Yep.. You are of course right. I should start thinking before I talk. :)
Having strings locked to a normalization form, would be the most logical
way to go. What I don't really see though, is why you would have to have
a separate class (different from the code point string class that is)
for this functionality. If we made the code point string classes (both
the static and dynamic ones) have a normalization policy and provide a
policy that doesn't actually do anything, in addition to ones that
normalize to each of the normalization forms, everyone could have their
way. If you don't care about normalization, use the do_nothing one.

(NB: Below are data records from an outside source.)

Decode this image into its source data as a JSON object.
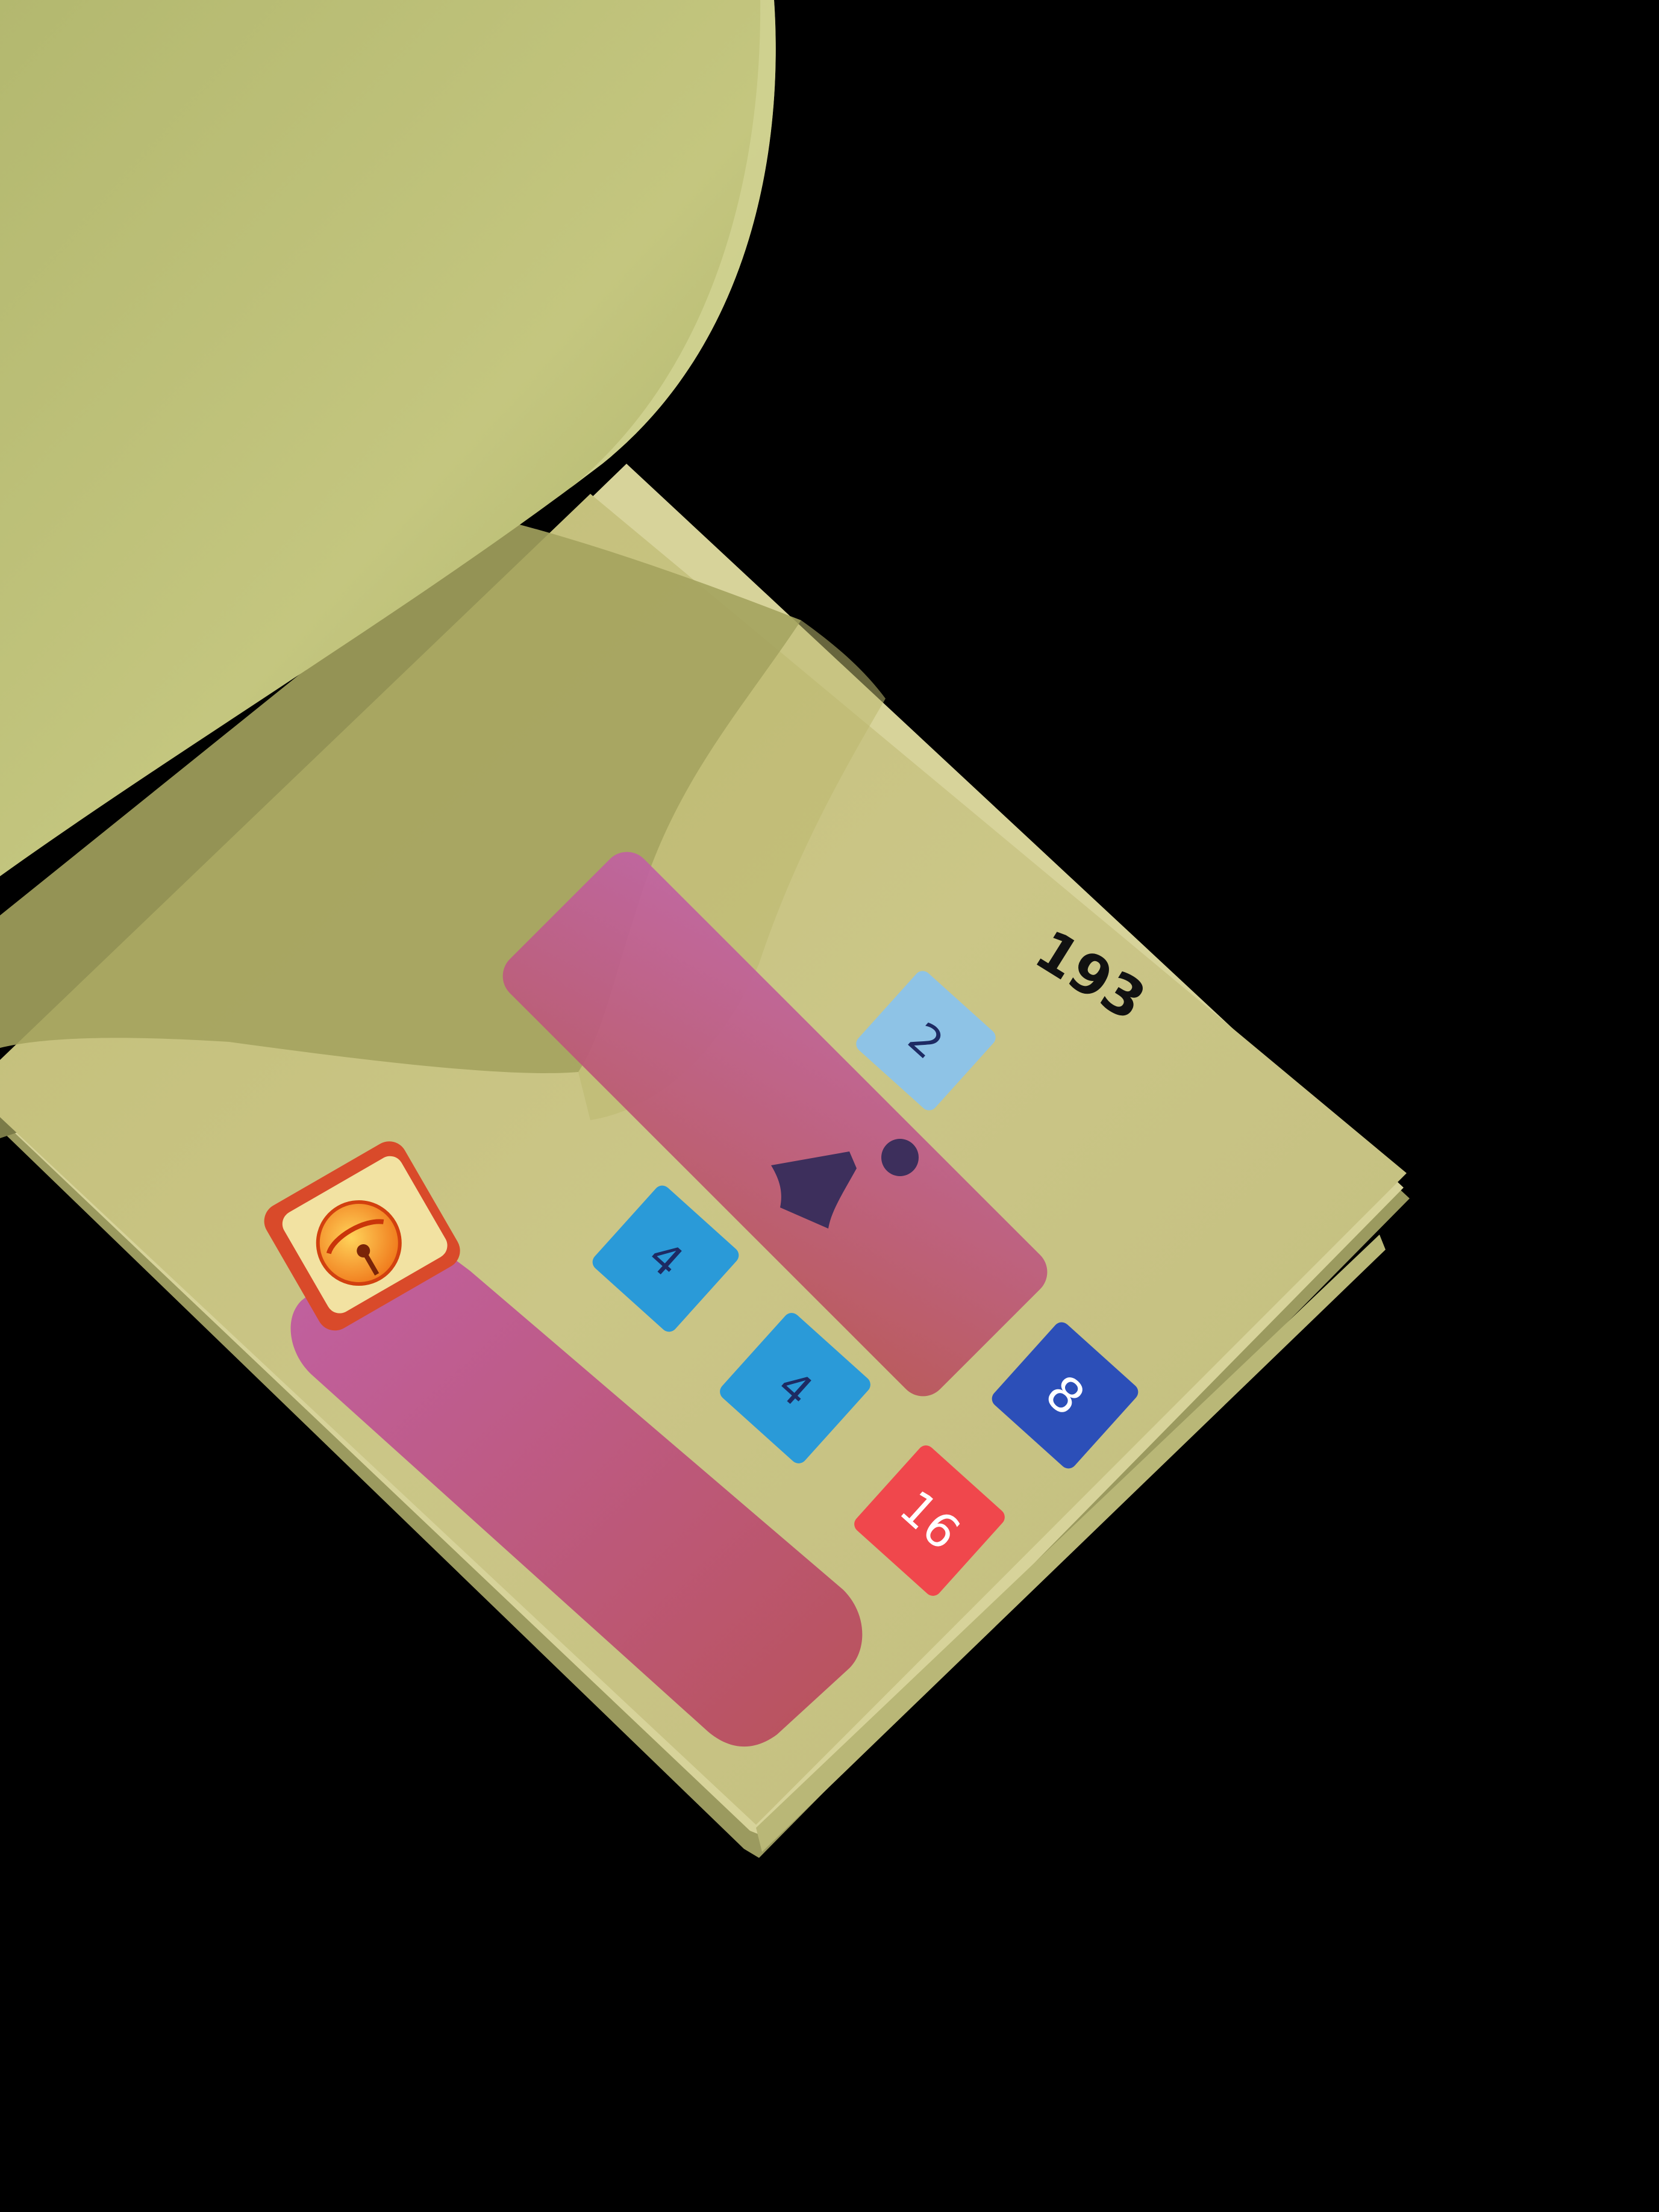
{
  "photo": {
    "page_number": "193",
    "tiles": [
      {
        "label": "2",
        "color": "#8ec3e6",
        "text_color": "#1d2a63"
      },
      {
        "label": "4",
        "color": "#2a9ad8",
        "text_color": "#1d2a63"
      },
      {
        "label": "4",
        "color": "#2a9ad8",
        "text_color": "#1d2a63"
      },
      {
        "label": "8",
        "color": "#2c4fb8",
        "text_color": "#ffffff"
      },
      {
        "label": "16",
        "color": "#f0474c",
        "text_color": "#ffffff"
      }
    ],
    "colors": {
      "background": "#000000",
      "page": "#c8c382",
      "page_lifted": "#b9ba72",
      "shadow": "#8f8f4e",
      "red_bar": "#b8556a",
      "icon_frame": "#d94a2a",
      "icon_fill": "#f2e2a2",
      "figure": "#3d2f5c"
    },
    "icon": "bell-icon"
  }
}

If
you do care (or simply have no clue what normalization is - most users),
use NFD or NFC or something.
>>What I really don't like about this solution, is that we would end up
>>with a myriad of different types that all are "unicode strings", but at
>>different levels. I can easily imagine mayhem erupting when everyone get
>>their favorite unicode abstraction and use that one exclusively in their
>>APIs. Passing strings around would be a complete nightmare.

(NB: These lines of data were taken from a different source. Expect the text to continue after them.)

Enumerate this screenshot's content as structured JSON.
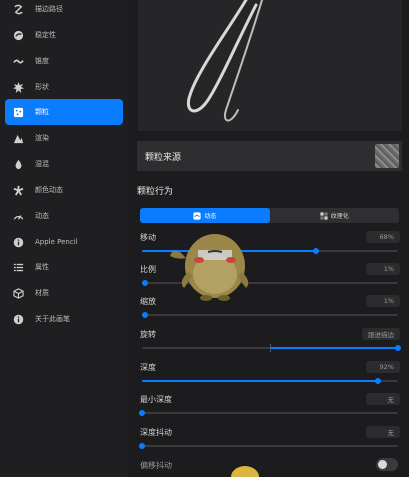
{
  "sidebar": {
    "items": [
      {
        "label": "描边路径",
        "icon": "stroke-path-icon",
        "active": false
      },
      {
        "label": "稳定性",
        "icon": "stabilization-icon",
        "active": false
      },
      {
        "label": "锥度",
        "icon": "taper-icon",
        "active": false
      },
      {
        "label": "形状",
        "icon": "shape-icon",
        "active": false
      },
      {
        "label": "颗粒",
        "icon": "grain-icon",
        "active": true
      },
      {
        "label": "渲染",
        "icon": "rendering-icon",
        "active": false
      },
      {
        "label": "湿混",
        "icon": "wet-mix-icon",
        "active": false
      },
      {
        "label": "颜色动态",
        "icon": "color-dynamics-icon",
        "active": false
      },
      {
        "label": "动态",
        "icon": "dynamics-icon",
        "active": false
      },
      {
        "label": "Apple Pencil",
        "icon": "apple-pencil-icon",
        "active": false
      },
      {
        "label": "属性",
        "icon": "properties-icon",
        "active": false
      },
      {
        "label": "材质",
        "icon": "materials-icon",
        "active": false
      },
      {
        "label": "关于此画笔",
        "icon": "about-brush-icon",
        "active": false
      }
    ]
  },
  "main": {
    "grain_source_label": "颗粒来源",
    "grain_behavior_title": "颗粒行为",
    "segmented": {
      "moving_label": "动态",
      "textured_label": "纹理化",
      "selected": "动态"
    },
    "settings": [
      {
        "key": "move",
        "label": "移动",
        "value": "68%",
        "level": 0.68
      },
      {
        "key": "scale",
        "label": "比例",
        "value": "1%",
        "level": 0.01
      },
      {
        "key": "zoom",
        "label": "缩放",
        "value": "1%",
        "level": 0.01
      },
      {
        "key": "rotation",
        "label": "旋转",
        "value": "跟进描边",
        "level": 1.0
      },
      {
        "key": "depth",
        "label": "深度",
        "value": "92%",
        "level": 0.92
      },
      {
        "key": "min_depth",
        "label": "最小深度",
        "value": "无",
        "level": 0.0
      },
      {
        "key": "depth_jitter",
        "label": "深度抖动",
        "value": "无",
        "level": 0.0
      },
      {
        "key": "offset_jitter",
        "label": "偏移抖动",
        "toggle": false
      }
    ]
  },
  "colors": {
    "accent": "#0a7cff",
    "sidebar_bg": "#1f1f21",
    "main_bg": "#1c1c1e"
  }
}
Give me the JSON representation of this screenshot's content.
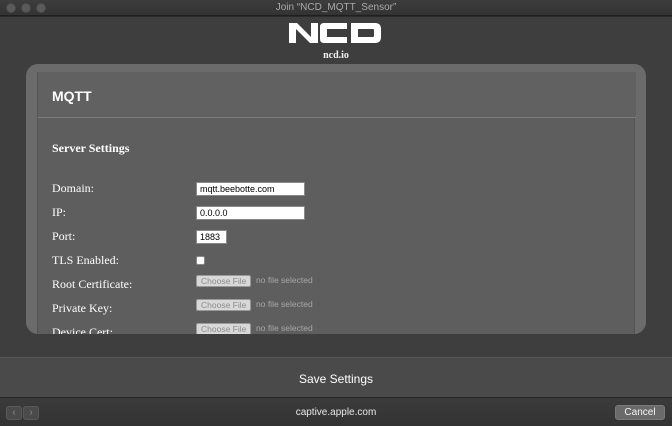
{
  "window": {
    "title": "Join “NCD_MQTT_Sensor”"
  },
  "header": {
    "logo_text": "NCD",
    "logo_subtitle": "ncd.io"
  },
  "card": {
    "title": "MQTT",
    "section_title": "Server Settings",
    "fields": {
      "domain": {
        "label": "Domain:",
        "value": "mqtt.beebotte.com"
      },
      "ip": {
        "label": "IP:",
        "value": "0.0.0.0"
      },
      "port": {
        "label": "Port:",
        "value": "1883"
      },
      "tls": {
        "label": "TLS Enabled:",
        "checked": false
      },
      "root_cert": {
        "label": "Root Certificate:",
        "button": "Choose File",
        "status": "no file selected"
      },
      "private_key": {
        "label": "Private Key:",
        "button": "Choose File",
        "status": "no file selected"
      },
      "device_cert": {
        "label": "Device Cert:",
        "button": "Choose File",
        "status": "no file selected"
      }
    }
  },
  "footer": {
    "save_label": "Save Settings"
  },
  "bottom_bar": {
    "back": "‹",
    "forward": "›",
    "url": "captive.apple.com",
    "cancel_label": "Cancel"
  }
}
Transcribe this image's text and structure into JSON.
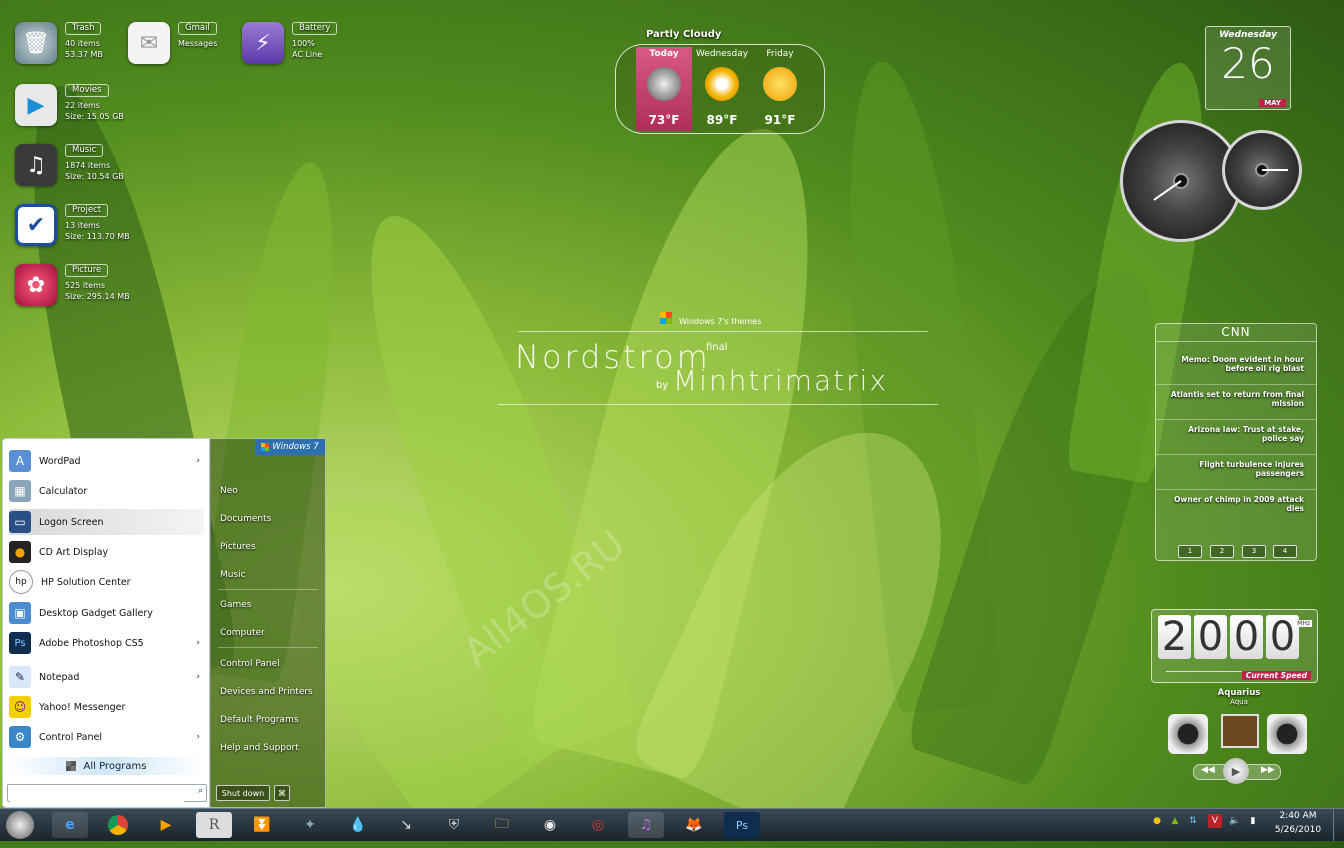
{
  "desktop": {
    "icons": [
      {
        "name": "Trash",
        "line1": "40 items",
        "line2": "53.37 MB"
      },
      {
        "name": "Gmail",
        "line1": "Messages",
        "line2": ""
      },
      {
        "name": "Battery",
        "line1": "100%",
        "line2": "AC Line"
      },
      {
        "name": "Movies",
        "line1": "22 items",
        "line2": "Size: 15.05 GB"
      },
      {
        "name": "Music",
        "line1": "1874 items",
        "line2": "Size: 10.54 GB"
      },
      {
        "name": "Project",
        "line1": "13 items",
        "line2": "Size: 113.70 MB"
      },
      {
        "name": "Picture",
        "line1": "525 items",
        "line2": "Size: 295.14 MB"
      }
    ],
    "banner": {
      "subtitle": "Windows 7's themes",
      "title": "Nordstrom",
      "final": "final",
      "by": "by",
      "author": "Minhtrimatrix"
    },
    "watermark": "All4OS.RU"
  },
  "weather": {
    "condition": "Partly Cloudy",
    "days": [
      {
        "label": "Today",
        "temp": "73°F"
      },
      {
        "label": "Wednesday",
        "temp": "89°F"
      },
      {
        "label": "Friday",
        "temp": "91°F"
      }
    ]
  },
  "calendar": {
    "weekday": "Wednesday",
    "day": "26",
    "month": "MAY"
  },
  "cnn": {
    "title": "CNN",
    "items": [
      "Memo: Doom evident in hour before oil rig blast",
      "Atlantis set to return from final mission",
      "Arizona law: Trust at stake, police say",
      "Flight turbulence injures passengers",
      "Owner of chimp in 2009 attack dies"
    ],
    "pages": [
      "1",
      "2",
      "3",
      "4"
    ]
  },
  "cpu": {
    "digits": [
      "2",
      "0",
      "0",
      "0"
    ],
    "unit": "MHz",
    "label": "Current Speed"
  },
  "player": {
    "title": "Aquarius",
    "subtitle": "Aqua"
  },
  "start_menu": {
    "badge": "Windows 7",
    "programs": [
      {
        "label": "WordPad",
        "arrow": "›"
      },
      {
        "label": "Calculator",
        "arrow": ""
      },
      {
        "label": "Logon Screen",
        "arrow": ""
      },
      {
        "label": "CD Art Display",
        "arrow": ""
      },
      {
        "label": "HP Solution Center",
        "arrow": ""
      },
      {
        "label": "Desktop Gadget Gallery",
        "arrow": ""
      },
      {
        "label": "Adobe Photoshop CS5",
        "arrow": "›"
      },
      {
        "label": "Notepad",
        "arrow": "›"
      },
      {
        "label": "Yahoo! Messenger",
        "arrow": ""
      },
      {
        "label": "Control Panel",
        "arrow": "›"
      }
    ],
    "all_programs": "All Programs",
    "search_placeholder": "",
    "right_links": [
      "Neo",
      "Documents",
      "Pictures",
      "Music",
      "Games",
      "Computer",
      "Control Panel",
      "Devices and Printers",
      "Default Programs",
      "Help and Support"
    ],
    "shutdown": "Shut down"
  },
  "taskbar": {
    "clock_time": "2:40 AM",
    "clock_date": "5/26/2010"
  }
}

>>I'm just afraid that if we have a code_point_string in all encodings,
>>plus the dynamic one, in addition to the same number of strings at the
>>grapheme cluster level, there would simply be too many of them, and it
>>would confuse the users more that it would help them.

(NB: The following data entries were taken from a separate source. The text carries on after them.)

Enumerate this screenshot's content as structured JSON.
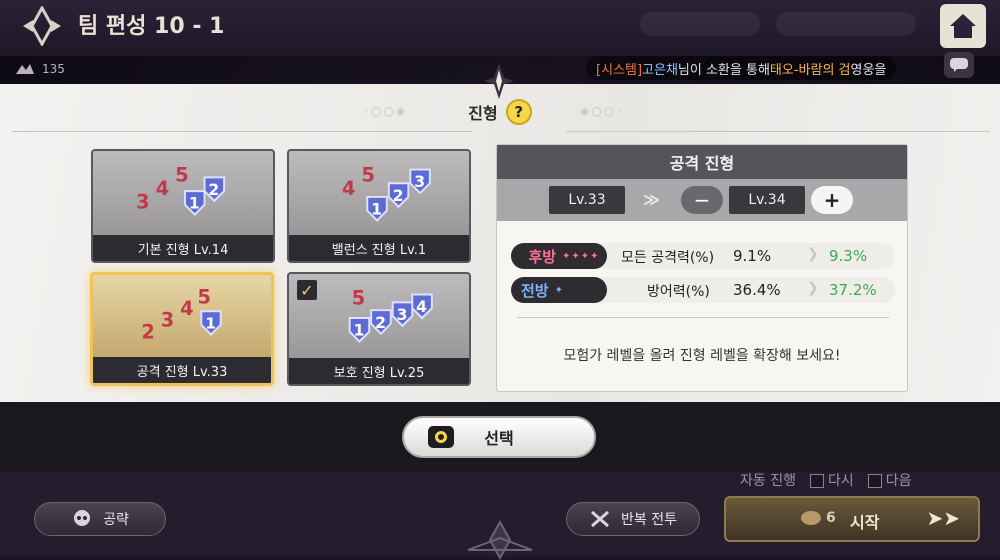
{
  "header": {
    "title": "팀 편성 10 - 1",
    "player_level": "135"
  },
  "chat": {
    "system_tag": "[시스템]",
    "user_name": "고은채",
    "text_1": "님이 소환을 통해 ",
    "item_name": "태오-바람의 검",
    "text_2": " 영웅을"
  },
  "panel": {
    "title": "진형",
    "help_label": "?"
  },
  "formations": [
    {
      "label": "기본 진형 Lv.14",
      "selected": false,
      "checked": false
    },
    {
      "label": "밸런스 진형 Lv.1",
      "selected": false,
      "checked": false
    },
    {
      "label": "공격 진형 Lv.33",
      "selected": true,
      "checked": false
    },
    {
      "label": "보호 진형 Lv.25",
      "selected": false,
      "checked": true
    }
  ],
  "detail": {
    "title": "공격 진형",
    "current_level": "Lv.33",
    "next_level": "Lv.34",
    "arrows": "≫",
    "minus_label": "−",
    "plus_label": "+",
    "stats": [
      {
        "tag": "후방",
        "stars": "✦✦✦✦",
        "name": "모든 공격력(%)",
        "value": "9.1%",
        "next": "9.3%"
      },
      {
        "tag": "전방",
        "stars": "✦",
        "name": "방어력(%)",
        "value": "36.4%",
        "next": "37.2%"
      }
    ],
    "note": "모험가 레벨을 올려 진형 레벨을 확장해 보세요!"
  },
  "select_button": {
    "label": "선택"
  },
  "footer": {
    "strategy_label": "공략",
    "repeat_label": "반복 전투",
    "auto_label": "자동 진행",
    "option_1": "다시",
    "option_2": "다음",
    "start_label": "시작",
    "cost": "6"
  },
  "colors": {
    "accent_gold": "#f0c35a",
    "rear_tag": "#ff6f8f",
    "front_tag": "#7ab4ff",
    "increase_green": "#3fa84a"
  }
}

> As long as there is one boost::unicode_string, I speculate this
> shouldn't be much of a problem.
I hope you are right, because if it turns out to be a problem, it will
be a major one! What do the rest of you think? Would a large number of
different classes lead to confusion, or would a unicode_string typedef
hide this complexity?
Developers wanting to make another
> choice than you have made I think will fall into either of two
> - Those who know about Unicode and are not easily confused by
> encodings and normalisation forms;
> - and those who worry about performance.
Yep, that sounds about right. Most users should not really care what
kind of encoding and normalization form is used. They want to work with
the string, not fiddle with it's internal representation.
With a good rationale (based
> on measured performance in a number of test cases), you should be able
> to pick one that's good enough in most situations, I think. (Looking
> at the ICU website, I'd say this would involve UTF-16, but let's see
> what you come up with.)
I would be surprised if any other encoding than UTF-16 would end up as
the most efficient one. UTF-8 suffers from the big variation in code
unit count for any given code point and UTF-32 is just a waste of space
for little performance for most users. You never know though.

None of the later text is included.